Conforme entendimento pacificado neste Tribunal, consubstanciado na Súmula nº 26, é legítima a exigência de prova mínima do fato constitutivo do direito alegado, mesmo em hipóteses de inversão do ônus da prova nas ações que envolvem contratos bancários.
No caso concreto, a utilização de petição padronizada, com alegações genéricas no sentido de que caberia exclusivamente ao banco apresentar o comprovante de crédito do valor objeto do contrato impugnado, reforça os indícios de demanda abusiva. Tal circunstância justifica a exigência dos extratos bancários, como forma de demonstrar, ao menos, indício mínimo do direito à repetição do indébito em dobro, também pleiteada na inicial.
Importa destacar que o E. TJPI pacificou sua jurisprudência sobre a matéria, in verbis:
Súmula nº 33 – “Em caso de fundada suspeita de demanda repetitiva ou predatória, é legítima a exigência dos documentos recomendados pelas Notas Técnicas do Centro de Inteligência da Justiça Estadual Piauiense, com base no artigo 321 do Código de Processo Civil”.
Não merece acolhimento a alegação de excesso de formalismo por parte do Juízo de origem. Ao contrário, é dever do magistrado, em observância ao princípio do devido processo legal (art. 5º, LIV, da CF), verificar, antes da análise do mérito, se o exercício do direito de ação ocorre de forma adequada, razoável e sem abusos.
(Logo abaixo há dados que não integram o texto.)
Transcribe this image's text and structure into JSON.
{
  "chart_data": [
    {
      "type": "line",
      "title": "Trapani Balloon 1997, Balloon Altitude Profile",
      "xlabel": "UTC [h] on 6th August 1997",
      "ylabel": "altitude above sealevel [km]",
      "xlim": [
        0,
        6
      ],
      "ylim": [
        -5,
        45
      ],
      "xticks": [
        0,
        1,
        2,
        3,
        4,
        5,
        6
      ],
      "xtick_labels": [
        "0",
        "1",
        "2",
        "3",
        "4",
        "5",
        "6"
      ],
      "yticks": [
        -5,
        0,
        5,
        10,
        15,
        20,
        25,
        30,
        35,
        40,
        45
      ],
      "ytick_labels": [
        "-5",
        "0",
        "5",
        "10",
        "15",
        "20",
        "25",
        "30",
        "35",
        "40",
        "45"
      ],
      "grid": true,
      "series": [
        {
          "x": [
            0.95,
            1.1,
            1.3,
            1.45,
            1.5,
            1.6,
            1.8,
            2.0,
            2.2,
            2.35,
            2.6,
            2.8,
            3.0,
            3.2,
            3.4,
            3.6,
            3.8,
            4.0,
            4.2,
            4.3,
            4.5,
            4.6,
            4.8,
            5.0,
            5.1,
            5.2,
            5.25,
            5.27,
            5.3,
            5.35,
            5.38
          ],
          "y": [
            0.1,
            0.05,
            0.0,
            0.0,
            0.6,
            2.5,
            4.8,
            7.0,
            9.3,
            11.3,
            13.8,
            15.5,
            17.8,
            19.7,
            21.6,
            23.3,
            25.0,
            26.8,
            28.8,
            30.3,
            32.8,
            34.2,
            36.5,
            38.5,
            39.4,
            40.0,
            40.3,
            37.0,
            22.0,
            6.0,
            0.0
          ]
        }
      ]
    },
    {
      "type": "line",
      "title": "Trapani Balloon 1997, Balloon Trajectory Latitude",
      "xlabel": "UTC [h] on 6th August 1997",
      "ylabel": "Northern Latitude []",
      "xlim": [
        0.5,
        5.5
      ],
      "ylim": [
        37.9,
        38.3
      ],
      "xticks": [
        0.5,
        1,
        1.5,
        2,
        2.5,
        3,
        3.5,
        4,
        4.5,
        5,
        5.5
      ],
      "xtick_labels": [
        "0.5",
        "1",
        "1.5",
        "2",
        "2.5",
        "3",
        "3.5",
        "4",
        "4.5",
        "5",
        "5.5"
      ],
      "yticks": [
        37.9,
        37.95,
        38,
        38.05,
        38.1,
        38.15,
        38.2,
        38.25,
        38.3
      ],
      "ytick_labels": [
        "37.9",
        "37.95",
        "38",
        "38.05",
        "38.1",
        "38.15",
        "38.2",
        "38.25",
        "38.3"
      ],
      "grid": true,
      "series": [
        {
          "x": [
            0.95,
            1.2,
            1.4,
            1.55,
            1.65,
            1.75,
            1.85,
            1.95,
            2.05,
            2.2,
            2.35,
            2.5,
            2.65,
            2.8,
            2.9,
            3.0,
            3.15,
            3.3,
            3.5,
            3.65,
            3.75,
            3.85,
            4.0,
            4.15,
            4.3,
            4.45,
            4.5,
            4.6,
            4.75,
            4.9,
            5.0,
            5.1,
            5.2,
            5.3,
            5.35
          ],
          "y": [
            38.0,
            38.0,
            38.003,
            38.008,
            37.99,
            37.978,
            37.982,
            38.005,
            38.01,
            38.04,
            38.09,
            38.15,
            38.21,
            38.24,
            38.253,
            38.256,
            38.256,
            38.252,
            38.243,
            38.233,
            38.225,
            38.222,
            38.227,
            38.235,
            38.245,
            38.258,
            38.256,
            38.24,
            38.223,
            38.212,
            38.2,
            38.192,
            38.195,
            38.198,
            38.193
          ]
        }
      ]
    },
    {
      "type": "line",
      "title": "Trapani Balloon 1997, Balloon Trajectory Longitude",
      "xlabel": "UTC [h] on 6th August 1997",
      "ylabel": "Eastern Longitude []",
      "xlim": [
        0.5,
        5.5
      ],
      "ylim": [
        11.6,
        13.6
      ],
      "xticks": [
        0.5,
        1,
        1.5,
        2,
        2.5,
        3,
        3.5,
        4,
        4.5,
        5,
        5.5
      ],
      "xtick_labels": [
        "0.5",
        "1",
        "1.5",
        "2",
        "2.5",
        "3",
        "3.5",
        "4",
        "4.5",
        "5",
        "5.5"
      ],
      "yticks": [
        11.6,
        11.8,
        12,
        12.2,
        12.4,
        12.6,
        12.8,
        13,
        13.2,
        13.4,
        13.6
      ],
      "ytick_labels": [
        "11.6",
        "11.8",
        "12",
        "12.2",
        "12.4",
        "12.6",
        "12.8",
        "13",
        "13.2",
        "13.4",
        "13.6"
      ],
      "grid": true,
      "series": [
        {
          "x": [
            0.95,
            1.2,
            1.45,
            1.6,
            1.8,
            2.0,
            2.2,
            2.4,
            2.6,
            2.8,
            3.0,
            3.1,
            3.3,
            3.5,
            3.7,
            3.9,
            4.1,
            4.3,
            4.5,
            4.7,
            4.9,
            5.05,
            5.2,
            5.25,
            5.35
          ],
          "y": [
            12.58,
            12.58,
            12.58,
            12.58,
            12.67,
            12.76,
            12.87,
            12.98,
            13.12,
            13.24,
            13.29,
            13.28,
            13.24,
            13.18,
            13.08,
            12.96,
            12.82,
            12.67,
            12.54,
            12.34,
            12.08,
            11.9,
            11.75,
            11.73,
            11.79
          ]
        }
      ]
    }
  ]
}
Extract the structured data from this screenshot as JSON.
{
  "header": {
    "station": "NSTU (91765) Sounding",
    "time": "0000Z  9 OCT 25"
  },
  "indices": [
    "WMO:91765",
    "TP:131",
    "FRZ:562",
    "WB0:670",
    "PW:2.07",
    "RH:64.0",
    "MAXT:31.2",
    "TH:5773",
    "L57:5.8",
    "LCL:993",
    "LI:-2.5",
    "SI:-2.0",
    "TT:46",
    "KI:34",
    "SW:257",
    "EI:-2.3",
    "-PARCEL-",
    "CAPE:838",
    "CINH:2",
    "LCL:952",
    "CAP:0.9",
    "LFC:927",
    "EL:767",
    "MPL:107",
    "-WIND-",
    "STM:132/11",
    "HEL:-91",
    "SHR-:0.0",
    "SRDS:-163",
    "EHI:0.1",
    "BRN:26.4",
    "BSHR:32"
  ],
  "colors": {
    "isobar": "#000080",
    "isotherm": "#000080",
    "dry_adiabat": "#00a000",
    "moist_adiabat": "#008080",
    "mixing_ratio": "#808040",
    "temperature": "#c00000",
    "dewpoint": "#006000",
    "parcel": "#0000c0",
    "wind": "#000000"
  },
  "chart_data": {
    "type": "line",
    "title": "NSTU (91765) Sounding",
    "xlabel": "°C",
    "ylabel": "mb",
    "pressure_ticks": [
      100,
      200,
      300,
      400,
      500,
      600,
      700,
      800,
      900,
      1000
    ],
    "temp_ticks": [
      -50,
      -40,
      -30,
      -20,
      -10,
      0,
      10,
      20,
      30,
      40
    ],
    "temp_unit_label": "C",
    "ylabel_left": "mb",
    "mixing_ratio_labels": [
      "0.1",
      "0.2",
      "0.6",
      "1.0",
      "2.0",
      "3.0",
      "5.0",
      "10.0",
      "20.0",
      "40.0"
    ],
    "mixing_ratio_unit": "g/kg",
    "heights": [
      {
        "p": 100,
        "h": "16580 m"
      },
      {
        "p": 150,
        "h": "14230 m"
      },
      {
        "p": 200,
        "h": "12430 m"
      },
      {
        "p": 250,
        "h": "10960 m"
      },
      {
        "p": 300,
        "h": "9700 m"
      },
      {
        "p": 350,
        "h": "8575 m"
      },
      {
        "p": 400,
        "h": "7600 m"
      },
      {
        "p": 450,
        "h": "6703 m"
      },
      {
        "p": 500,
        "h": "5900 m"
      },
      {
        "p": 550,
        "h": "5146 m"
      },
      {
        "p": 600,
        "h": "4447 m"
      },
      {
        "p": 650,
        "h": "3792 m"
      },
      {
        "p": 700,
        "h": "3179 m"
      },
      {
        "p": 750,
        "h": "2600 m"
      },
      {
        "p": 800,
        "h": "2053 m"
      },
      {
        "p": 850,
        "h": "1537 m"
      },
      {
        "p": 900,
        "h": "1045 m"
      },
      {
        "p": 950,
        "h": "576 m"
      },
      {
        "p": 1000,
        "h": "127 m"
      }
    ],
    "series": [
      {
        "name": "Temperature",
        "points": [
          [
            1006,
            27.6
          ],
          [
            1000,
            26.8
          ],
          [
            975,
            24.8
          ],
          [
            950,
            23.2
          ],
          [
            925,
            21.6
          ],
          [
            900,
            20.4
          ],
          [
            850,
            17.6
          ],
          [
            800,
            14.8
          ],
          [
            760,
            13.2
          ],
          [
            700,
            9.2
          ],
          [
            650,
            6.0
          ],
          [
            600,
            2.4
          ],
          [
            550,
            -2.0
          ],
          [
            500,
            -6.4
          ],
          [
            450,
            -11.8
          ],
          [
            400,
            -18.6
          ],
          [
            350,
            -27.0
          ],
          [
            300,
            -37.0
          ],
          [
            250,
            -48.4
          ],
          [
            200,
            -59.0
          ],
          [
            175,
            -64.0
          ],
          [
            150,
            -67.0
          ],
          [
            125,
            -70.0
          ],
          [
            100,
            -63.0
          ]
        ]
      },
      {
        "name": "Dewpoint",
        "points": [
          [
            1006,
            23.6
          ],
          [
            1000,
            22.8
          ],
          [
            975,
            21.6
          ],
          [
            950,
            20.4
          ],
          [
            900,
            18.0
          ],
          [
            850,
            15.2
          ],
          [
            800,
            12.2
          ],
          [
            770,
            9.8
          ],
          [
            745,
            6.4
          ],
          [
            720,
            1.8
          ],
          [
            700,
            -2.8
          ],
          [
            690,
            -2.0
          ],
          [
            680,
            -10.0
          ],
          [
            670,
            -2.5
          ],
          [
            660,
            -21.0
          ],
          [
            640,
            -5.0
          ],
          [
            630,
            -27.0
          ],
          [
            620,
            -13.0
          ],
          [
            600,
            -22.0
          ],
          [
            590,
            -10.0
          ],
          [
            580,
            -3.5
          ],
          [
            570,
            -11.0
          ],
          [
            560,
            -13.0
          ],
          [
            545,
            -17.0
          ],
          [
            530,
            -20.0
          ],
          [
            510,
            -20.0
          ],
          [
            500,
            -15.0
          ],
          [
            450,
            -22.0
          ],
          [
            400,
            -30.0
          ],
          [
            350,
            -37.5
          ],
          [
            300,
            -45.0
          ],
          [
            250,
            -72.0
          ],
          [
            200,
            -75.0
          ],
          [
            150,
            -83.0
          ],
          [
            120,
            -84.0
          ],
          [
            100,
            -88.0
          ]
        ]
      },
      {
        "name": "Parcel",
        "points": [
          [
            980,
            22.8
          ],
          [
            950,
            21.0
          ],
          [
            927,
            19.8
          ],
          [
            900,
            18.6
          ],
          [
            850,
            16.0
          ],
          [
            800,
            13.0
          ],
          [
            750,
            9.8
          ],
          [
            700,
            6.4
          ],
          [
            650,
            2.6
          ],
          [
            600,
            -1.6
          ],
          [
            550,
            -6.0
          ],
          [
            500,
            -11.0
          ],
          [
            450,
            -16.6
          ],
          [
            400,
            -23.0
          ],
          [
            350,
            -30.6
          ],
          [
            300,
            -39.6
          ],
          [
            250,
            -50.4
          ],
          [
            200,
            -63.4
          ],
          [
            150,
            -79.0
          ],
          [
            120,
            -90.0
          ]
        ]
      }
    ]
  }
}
A atuação do Juízo de primeiro grau, ao adotar diligências voltadas à adequada condução e instrução do feito, evidencia a busca pela verdade dos fatos, bem como o compromisso com a prevenção de abusos processuais e com a preservação da dignidade da Justiça e da boa-fé.
Nesse contexto, o poder do magistrado para determinar a emenda da petição inicial encontra respaldo no art. 321 do CPC, não havendo, portanto, violação aos princípios invocados pelo apelante, tampouco amparo às demais alegações recursais, as quais devem ser rejeitadas.
Assim, não merecem prosperar as alegações da parte autora/apelante no tocante a determinação do Magistrado, pois, cuida-se de documentos mínimos, indiciários da causa de pedir da parte autora, e mais, visam afastar a fundada suspeita de demanda abusiva ou predatória, conforme enunciado da Súmula nº 33 e orientação da Nota Técnica nº 06/2023, deste E. TJPI.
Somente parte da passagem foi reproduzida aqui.